Gut und schlecht sind nicht zwei Seiten einer Medaille
Wer andere auf einer atmosphärischen Ebene führen will, braucht eine authentische Art der Führung und die setzt eine authentische und letztlich im Kern gute Persönlichkeit voraus. Das Gute und das Schlechte oder Böse sind nicht einfach weiß und schwarz, plus und minus. Sie unterscheiden sich in einer wesentlichen Qualität.

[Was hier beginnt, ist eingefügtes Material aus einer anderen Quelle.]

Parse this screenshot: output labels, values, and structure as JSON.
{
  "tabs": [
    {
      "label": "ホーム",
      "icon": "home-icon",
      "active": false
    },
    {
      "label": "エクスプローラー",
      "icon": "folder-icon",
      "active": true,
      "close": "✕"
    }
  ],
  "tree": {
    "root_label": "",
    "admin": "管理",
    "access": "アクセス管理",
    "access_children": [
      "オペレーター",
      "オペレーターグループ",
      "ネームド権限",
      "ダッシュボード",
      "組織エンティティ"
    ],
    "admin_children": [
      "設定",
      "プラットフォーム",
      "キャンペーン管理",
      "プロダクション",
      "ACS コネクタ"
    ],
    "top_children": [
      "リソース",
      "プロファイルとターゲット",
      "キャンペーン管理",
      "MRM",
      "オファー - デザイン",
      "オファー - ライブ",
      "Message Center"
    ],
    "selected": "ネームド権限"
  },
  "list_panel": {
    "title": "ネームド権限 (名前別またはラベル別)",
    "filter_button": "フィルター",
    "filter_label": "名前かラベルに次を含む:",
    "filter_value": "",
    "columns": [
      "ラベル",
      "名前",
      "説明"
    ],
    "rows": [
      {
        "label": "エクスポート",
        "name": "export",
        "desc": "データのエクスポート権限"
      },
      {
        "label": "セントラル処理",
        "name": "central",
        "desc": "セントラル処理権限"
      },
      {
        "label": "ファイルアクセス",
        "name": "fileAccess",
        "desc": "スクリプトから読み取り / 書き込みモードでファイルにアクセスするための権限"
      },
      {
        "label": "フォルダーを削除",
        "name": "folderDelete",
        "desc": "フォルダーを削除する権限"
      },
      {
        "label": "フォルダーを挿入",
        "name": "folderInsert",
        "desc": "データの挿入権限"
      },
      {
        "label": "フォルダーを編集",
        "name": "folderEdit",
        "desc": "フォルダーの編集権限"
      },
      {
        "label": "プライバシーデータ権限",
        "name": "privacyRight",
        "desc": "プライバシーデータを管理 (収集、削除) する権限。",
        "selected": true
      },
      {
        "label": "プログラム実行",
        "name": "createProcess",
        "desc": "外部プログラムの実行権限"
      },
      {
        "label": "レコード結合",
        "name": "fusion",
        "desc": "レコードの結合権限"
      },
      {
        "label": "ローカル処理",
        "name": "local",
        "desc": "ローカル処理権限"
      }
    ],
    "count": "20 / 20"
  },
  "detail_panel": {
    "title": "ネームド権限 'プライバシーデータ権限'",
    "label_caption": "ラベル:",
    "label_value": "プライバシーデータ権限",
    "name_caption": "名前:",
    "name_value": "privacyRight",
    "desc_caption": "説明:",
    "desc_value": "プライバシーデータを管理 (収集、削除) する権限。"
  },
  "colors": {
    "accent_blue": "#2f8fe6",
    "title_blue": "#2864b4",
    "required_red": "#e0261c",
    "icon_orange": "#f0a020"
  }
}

Wer eine toxische Persönlichkeit hat, braucht eine Fassade, die es aufrecht zu erhalten gilt. Wer im Kern ein guter Mensch ist, hat direkten Zugang zum Atmosphärischen, weil er ganzheitlich und ohne Fassade wirken kann. Naivität ist nur im guten Glauben möglich, und auch wenn wir andere herabsetzen wollen, wenn wir sie als naiv bezeichnen, sollten wir uns selbst in der einen oder anderen Situation ein bisschen mehr Naivität zumuten, um ein Gespür für die Befindlichkeiten der anderen zu erlangen.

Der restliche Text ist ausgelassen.